Derek McGrath, Austin Gleeson, and Mickey Harte pictured at the Launch of the 18th Annual KN Group GAA Golf Challenge at Croke Park.

Derek McGrath, Austin Gleeson, and Mickey Harte pictured at the Launch of the 18th Annual KN Group GAA Golf Challenge at Croke Park.

McGrath’s Waterford need a win against Clare on Sunday to be sure of qualifying for the Allianz Hurling League Division 1 quarter-finals.

That would require a much better performance than the one they produced in their last match against Cork when they were well-beaten in Walsh Park.

McGrath is adamant they did not take the Cork challenge lightly going into that game, but concedes the Waterford camp might not have been as fired up for it as they needed to be.

“I think - and it should never be part of our scenario - I think even the language used in the run up to the game, not by us, but by outside our group in terms of just almost dismissive language in terms of Cork.

“I'd be very wary of that approach seeping through to our players. I'm not talking about local-based journalists or local based media, just local based talk in general seeping through to, not the attitude of the players, but just to the group in general.

“We definitely left a bit of emotion somewhere because we did point to the fact that if we won, we would be secure quarter-final. We mentioned all those things, put a bit of pressure on the players.

“So I think our flatness was as much to do with how good Cork were. I just thought they were very impressive in the first match against Clare and the first 45 minutes against Kilkenny. As much as you analyse how we were, a lot of credit has to go to Cork.”

Cork hurling

Cork hurling

We’ve become so used to watching Waterford out-work and out-hustle other teams that it was surprising to see them come out on the wrong side of so many rucks for possession against Cork.

McGrath admits they simply haven’t worked as hard as they’ve needed to thus far in the League campaign.

“I think other teams have out-worked us,” he says. “Cork are playing very similar to how we did two years ago. Luke Meade getting the same role as Colin Dunford did for us two years ago. Comes out the field, Shane Kingston comes deep. They're extremely deep and wherever the ball was there was numbers.

“For me, the freshness was evident in Cork's play with the numbers they had around the ball. I think that relentless nature of being where the ball is hasn't been evident bar the first game against Kilkenny and the second-half a little bit here against Dublin. Other than that you'd have to say it's been absent.”

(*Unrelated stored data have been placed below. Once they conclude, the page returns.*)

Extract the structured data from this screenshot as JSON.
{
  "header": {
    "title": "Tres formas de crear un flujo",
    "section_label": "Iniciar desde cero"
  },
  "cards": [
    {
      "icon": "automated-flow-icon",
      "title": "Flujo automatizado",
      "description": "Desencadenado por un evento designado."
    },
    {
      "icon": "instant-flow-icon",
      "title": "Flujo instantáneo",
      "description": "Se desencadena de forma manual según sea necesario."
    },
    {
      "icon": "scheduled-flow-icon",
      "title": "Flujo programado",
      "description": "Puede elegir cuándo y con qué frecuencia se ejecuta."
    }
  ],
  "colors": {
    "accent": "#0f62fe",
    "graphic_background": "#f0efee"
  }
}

This young Waterford team has clocked up a lot of mileage in the last couple of years.

Most of them have had to combine inter-county hurling at senior and U-21 level in that time level and you’d wonder if they’re perhaps a little weary both physically and mentally.

“That's a definite possibility,” admits McGrath. “The argument between fitness and freshness. We'd consider ourselves to be in a very good state physically, but freshness, not mental fatigue, that they've just be on the road a long time.

“That's the argument in my head now as regards Friday night, whether to change it up or not, whether that change would bring a freshness to it. First time in two or three years, just in a little bit of quandary what way to go with it.

“There's definitely elements in that combined with the run to the U21, the club championship, then the Fitzgibbon, there seems to be an element of tiredness there.

“But it's like anything one good victory or one good turnaround performance just changes everything.”